A landmark settlement agreement has been reached in Nunavut Tunngavik Inc. (NTI) lawsuit against the Government of Canada. NTI, represented in the lawsuit by Nelligan O’Brien Payne LLP lawyer Dougald Brown, received $255.5 Million in compensation from the Federal government.
A tentative settlement agreement was reached and initialed by officials representing the parties involved on March 5, 2015, shortly before trial, which was scheduled for 15 to 20 weeks starting on March 9, 2015. The agreement was approved by NTI President Cathy Towtongie, Aboriginal Affairs Minister Bernard Valcourt and Nunavut’s Premier, the Honourable Peter Taptuna in a signing ceremony on May 4, 2015 in Iqaluit.
Background to the Settlement
NTI is a corporation established to represent the interest of beneficiaries of the Nunavut Land Claims Agreement (‘NLCA’). The NLCA resulted from treaty negotiations between the Federal Government and the Inuit residing in the eastern Arctic that began in the 1970s. The NLCA was signed in 1993, followed by the creation of the Territory of Nunavut – a new jurisdiction carved out of the Northwest Territories in 1999. In consideration for the rights and ongoing benefits promised by the Agreement, the Inuit surrendered their Aboriginal title to lands and waters in the Nunavut Settlement Area.
The lawsuit was a large and complicated piece of litigation, launched by NTI in December 2006 in the Nunavut Court of Justice after a breakdown in the negotiations for renewal of the NLCA implementation contract. One of the biggest challenges faced by NTI had been the Federal Government’s unwillingness to consent to submit matters for arbitration. The Government of Nunavut was added as a third party to the lawsuit in May 2008. In the action, NTI claimed that the Federal Government had breached the NLCA by failing to fairly and fully implement a number of ongoing obligations outlined in the agreement.
The breaches included the Government’s failure to meet ongoing obligations to achieve a representative Inuit workforce through the implementation of adequate employment training initiatives guided by an effective Inuit labour force analysis. Inuit make up approximately 85% of the population of Nunavut, but as of December 2009, only about 51% of the positions within the Government of Nunavut were occupied by Inuit, and as of 2006, less than 40% of the positions within the Government of Canada in Nunavut were occupied by Inuit. In addition, Federal Government procurement policies, intended to increase participation of Inuit firms in competitions for government contracts for Nunavut had not been implemented.
In a June, 2012 summary judgment on one part of the much larger lawsuit, the Nunavut Court of Justice had found that NTI was entitled to $14.8 million in damages for the failure of the Government of Canada to implement a General Monitoring Plan in accordance with Article 12.7.6 of the NLCA. The Nunavut Court of Appeal affirmed that the government had breached the NLCA, and that NTI was entitled to substantial damages in a decision released in April, 2014. However, it found that the precise amount of damages should be determined after the court heard all of the damages in the main trial in March, 2015.
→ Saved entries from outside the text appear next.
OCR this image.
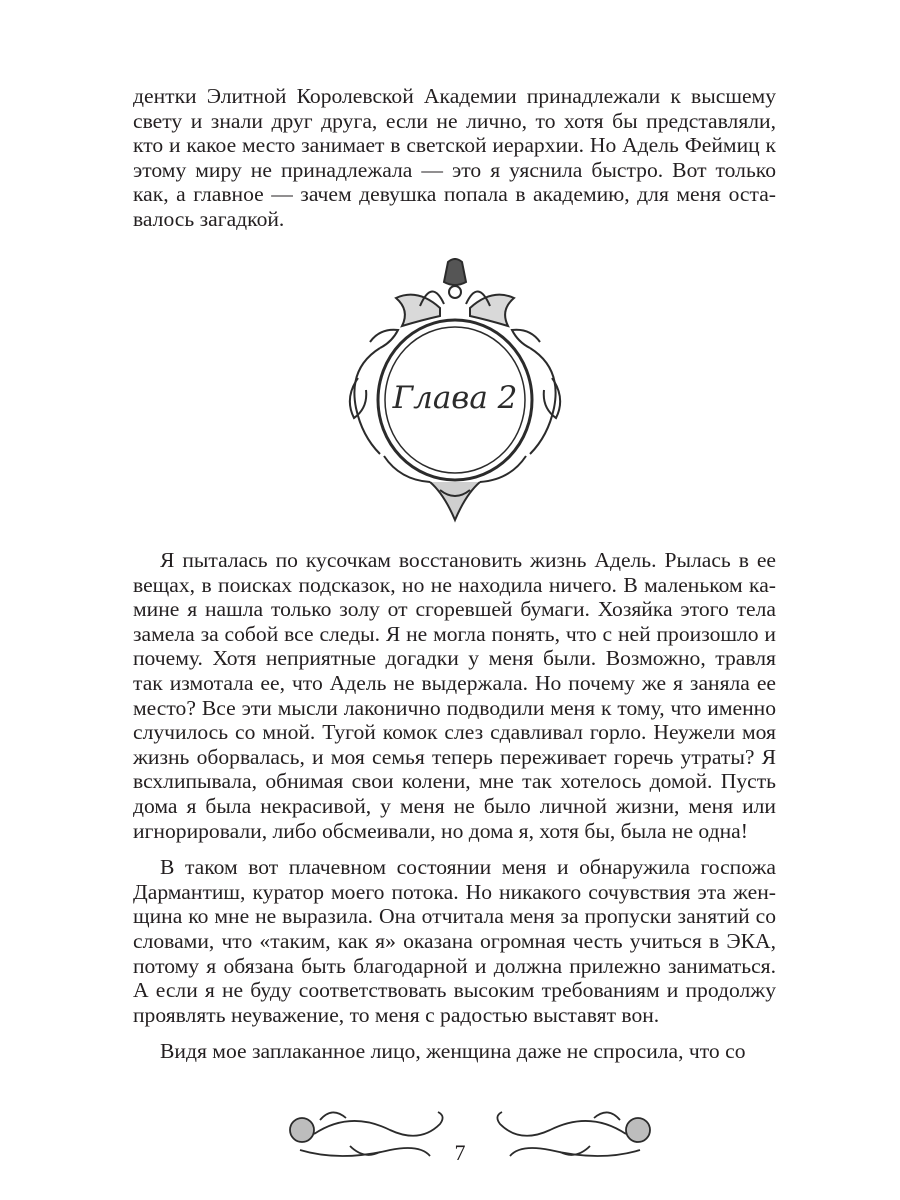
дентки Элитной Королевской Академии принадлежали к высшему свету и знали друг друга, если не лично, то хотя бы представляли, кто и какое место занимает в светской иерархии. Но Адель Феймиц к этому миру не принадлежала — это я уяснила быстро. Вот только как, а главное — зачем девушка попала в академию, для меня оставалось загадкой.

Глава 2

Я пыталась по кусочкам восстановить жизнь Адель. Рылась в ее вещах, в поисках подсказок, но не находила ничего. В маленьком камине я нашла только золу от сгоревшей бумаги. Хозяйка этого тела замела за собой все следы. Я не могла понять, что с ней произошло и почему. Хотя неприятные догадки у меня были. Возможно, травля так измотала ее, что Адель не выдержала. Но почему же я заняла ее место? Все эти мысли лаконично подводили меня к тому, что именно случилось со мной. Тугой комок слез сдавливал горло. Неужели моя жизнь оборвалась, и моя семья теперь переживает горечь утраты? Я всхлипывала, обнимая свои колени, мне так хотелось домой. Пусть дома я была некрасивой, у меня не было личной жизни, меня или игнорировали, либо обсмеивали, но дома я, хотя бы, была не одна!

В таком вот плачевном состоянии меня и обнаружила госпожа Дармантиш, куратор моего потока. Но никакого сочувствия эта женщина ко мне не выразила. Она отчитала меня за пропуски занятий со словами, что «таким, как я» оказана огромная честь учиться в ЭКА, потому я обязана быть благодарной и должна прилежно заниматься. А если я не буду соответствовать высоким требованиям и продолжу проявлять неуважение, то меня с радостью выставят вон.

Видя мое заплаканное лицо, женщина даже не спросила, что со

7
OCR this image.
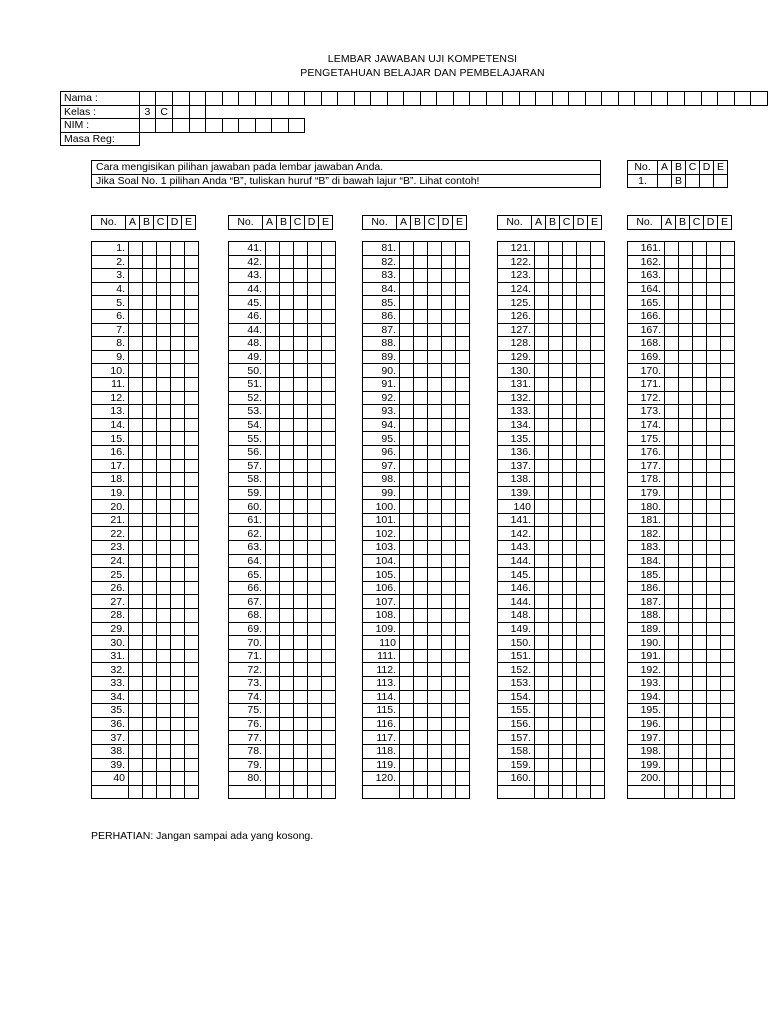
LEMBAR JAWABAN UJI KOMPETENSI
PENGETAHUAN BELAJAR DAN PEMBELAJARAN
Nama :																																						
Kelas :	3	C																																				
NIM :																																						
Masa Reg:																																						
Cara mengisikan pilihan jawaban pada lembar jawaban Anda.
Jika Soal No. 1 pilihan Anda “B”, tuliskan huruf “B” di bawah lajur “B”. Lihat contoh!
No.	A	B	C	D	E
1.		B			
No.	A	B	C	D	E
1.					
2.					
3.					
4.					
5.					
6.					
7.					
8.					
9.					
10.					
11.					
12.					
13.					
14.					
15.					
16.					
17.					
18.					
19.					
20.					
21.					
22.					
23.					
24.					
25.					
26.					
27.					
28.					
29.					
30.					
31.					
32.					
33.					
34.					
35.					
36.					
37.					
38.					
39.					
40					

No.	A	B	C	D	E
41.					
42.					
43.					
44.					
45.					
46.					
44.					
48.					
49.					
50.					
51.					
52.					
53.					
54.					
55.					
56.					
57.					
58.					
59.					
60.					
61.					
62.					
63.					
64.					
65.					
66.					
67.					
68.					
69.					
70.					
71.					
72.					
73.					
74.					
75.					
76.					
77.					
78.					
79.					
80.					

No.	A	B	C	D	E
81.					
82.					
83.					
84.					
85.					
86.					
87.					
88.					
89.					
90.					
91.					
92.					
93.					
94.					
95.					
96.					
97.					
98.					
99.					
100.					
101.					
102.					
103.					
104.					
105.					
106.					
107.					
108.					
109.					
110					
111.					
112.					
113.					
114.					
115.					
116.					
117.					
118.					
119.					
120.					

No.	A	B	C	D	E
121.					
122.					
123.					
124.					
125.					
126.					
127.					
128.					
129.					
130.					
131.					
132.					
133.					
134.					
135.					
136.					
137.					
138.					
139.					
140					
141.					
142.					
143.					
144.					
145.					
146.					
144.					
148.					
149.					
150.					
151.					
152.					
153.					
154.					
155.					
156.					
157.					
158.					
159.					
160.					

No.	A	B	C	D	E
161.					
162.					
163.					
164.					
165.					
166.					
167.					
168.					
169.					
170.					
171.					
172.					
173.					
174.					
175.					
176.					
177.					
178.					
179.					
180.					
181.					
182.					
183.					
184.					
185.					
186.					
187.					
188.					
189.					
190.					
191.					
192.					
193.					
194.					
195.					
196.					
197.					
198.					
199.					
200.					

PERHATIAN: Jangan sampai ada yang kosong.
Key Elements of the Settlement
There were several key elements of the settlement, involving renewed commitments to the implementation of employment training, a new Inuit labour force analysis, a new dispute resolution process, and the government procurement policy for Nunavut.
In particular, NTI committed to spend $175 Million of the settlement amount on providing training for Inuit employment. It will create a new organization, the Nunavut Inuit Training Corporation, to hold and manage the funds, and to support training initiatives for Inuit on the skills and qualifications needed for government and other employment. The remaining $85 Million of the settlement will be invested by NTI.
The Government of Canada agreed to carry out an extensive new Nunavut Inuit Labour Force Analysis (NILFA), in close consultation with the NTI and the Government of Nunavut, and funded by sources outside of the settlement amounts. A proper analysis will provide valuable information on the best ways to achieve government employment levels in Nunavut that are representative of the Inuit population through the development of effective employment and pre-employment training.
The settlement agreement also requires that the original dispute resolution clause in NLCA Article 38 be replaced by a new dispute resolution process. The new process will allow a party to go to arbitration without the other party’s consent, as was previously the case.
In addition, the settlement agreement requires the Government of Canada to develop a mandatory, Nunavut specific procurement policy, related to goods, services, leases and construction delivered within or into the Nunavut Settlement Area. The objective of the policy is to increase the participation of Inuit firms competing for government contracts.
The settlement agreement was a good outcome for the Inuit of Nunavut. It not only included a large settlement amount and avoided the costs and delays of litigation, but also provided a framework for moving forward on implementing the NLCA effectively, and reinforced the Federal Government’s obligation to honour the agreement.